Spaten was first founded in the 14th century, with the Munich tax bill of 1397 registering a brewer by the name of Herr Spaeth on the property of ‘Welser Prew’ brewing his own Oberspathbräu. The building would go on to play a massive part in Spaten’s history, outliving many brewery owners during the 15th century. It then ran under the ownership of several different families across the next few centuries; the Stamberger family (1522-1622), the Spatt family (1622- 1704, the family that gave their name to the brewery we know today) and the Siessmayr family (1704-1807). Whilst the business was kept alive and well, it never truly prospered until it entered the hands of one of Munich’s most famous brewing families, the Sedlmayrs. Gabriel Sedlmayr was the master brewer to the Royal Court of Bavaria and bought Spaten, then the smallest brewery in Munich, with ambitious plans to turn it to greatness. His death in 1837 brought an end to his reign, but his sons promptly took over with aspirations of their own. Gabriel’s son Joseph soon left to own the Leist-Franziskaner brewery, whilst the other son, also called Gabriel, ran the Spaten brewery. Come 1867, Spaten is the largest brewery in Munich, a title it retained until the 1890’s. The 20th century brought Spaten and Leist-Franziskaner (both still owned by the Sedlmayr family) together to form a joint stock family. Later on in 1997, celebrating its 600th anniversary, Spaten merged with Lowenbrau, although both still stand independent with their products and brand.

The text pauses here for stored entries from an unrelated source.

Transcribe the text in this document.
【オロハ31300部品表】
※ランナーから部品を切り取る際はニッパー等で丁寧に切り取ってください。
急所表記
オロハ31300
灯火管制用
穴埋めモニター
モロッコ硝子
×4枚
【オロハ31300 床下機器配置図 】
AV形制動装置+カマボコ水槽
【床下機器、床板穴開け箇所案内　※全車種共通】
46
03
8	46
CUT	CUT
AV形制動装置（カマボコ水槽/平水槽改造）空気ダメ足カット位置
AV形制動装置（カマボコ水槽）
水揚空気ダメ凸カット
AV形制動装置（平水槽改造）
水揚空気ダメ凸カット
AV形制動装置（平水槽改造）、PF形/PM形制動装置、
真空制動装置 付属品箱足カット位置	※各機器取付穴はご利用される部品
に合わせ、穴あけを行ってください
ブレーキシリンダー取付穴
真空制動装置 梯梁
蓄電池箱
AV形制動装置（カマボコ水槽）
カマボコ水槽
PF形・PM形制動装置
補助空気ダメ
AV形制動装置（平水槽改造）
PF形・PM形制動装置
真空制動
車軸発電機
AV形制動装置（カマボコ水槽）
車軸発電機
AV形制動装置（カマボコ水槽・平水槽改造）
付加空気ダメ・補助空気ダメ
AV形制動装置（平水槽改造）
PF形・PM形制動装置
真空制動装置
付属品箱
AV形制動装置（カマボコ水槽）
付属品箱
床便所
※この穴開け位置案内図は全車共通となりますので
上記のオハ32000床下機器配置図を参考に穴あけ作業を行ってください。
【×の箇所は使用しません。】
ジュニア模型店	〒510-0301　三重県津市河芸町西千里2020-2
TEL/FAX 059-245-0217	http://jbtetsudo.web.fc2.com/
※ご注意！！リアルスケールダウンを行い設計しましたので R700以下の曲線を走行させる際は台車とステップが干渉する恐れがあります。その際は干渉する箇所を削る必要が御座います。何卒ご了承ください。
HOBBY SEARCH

Spaten has played a pivotal part in Oktoberfest over the years, being the first of the big six to brew an amber marzen style beer, thus birthing the idea of brewing a special beer specifically for the festival. More recently, since 1950, the Mayor of Munich has personally tapped the first keg of beer in the Schottenhamel tent, which marks the beginning of Oktoberfest. The onlookers and citizens of Munich judge the Mayor on his ability to strike the cask as they see it as a good judge of character and whether he is a good fit to his role as Mayor.
Spaten Oktoberfest pours a yellow colour and has a decent, long lasting white head. The aroma highlights the malts in the beer, with toasted grains as well as hops also lurking. The flavour of the marzen beverage is sweet with a bitter taste and a few mild spice notes, followed by a hoppy finish. Spaten Oktoberfest should be served in a traditional stein glass with a hearty dish but is just as perfect on its own. An authentic tasting Oktoberfest beer that oozes history as well as quality.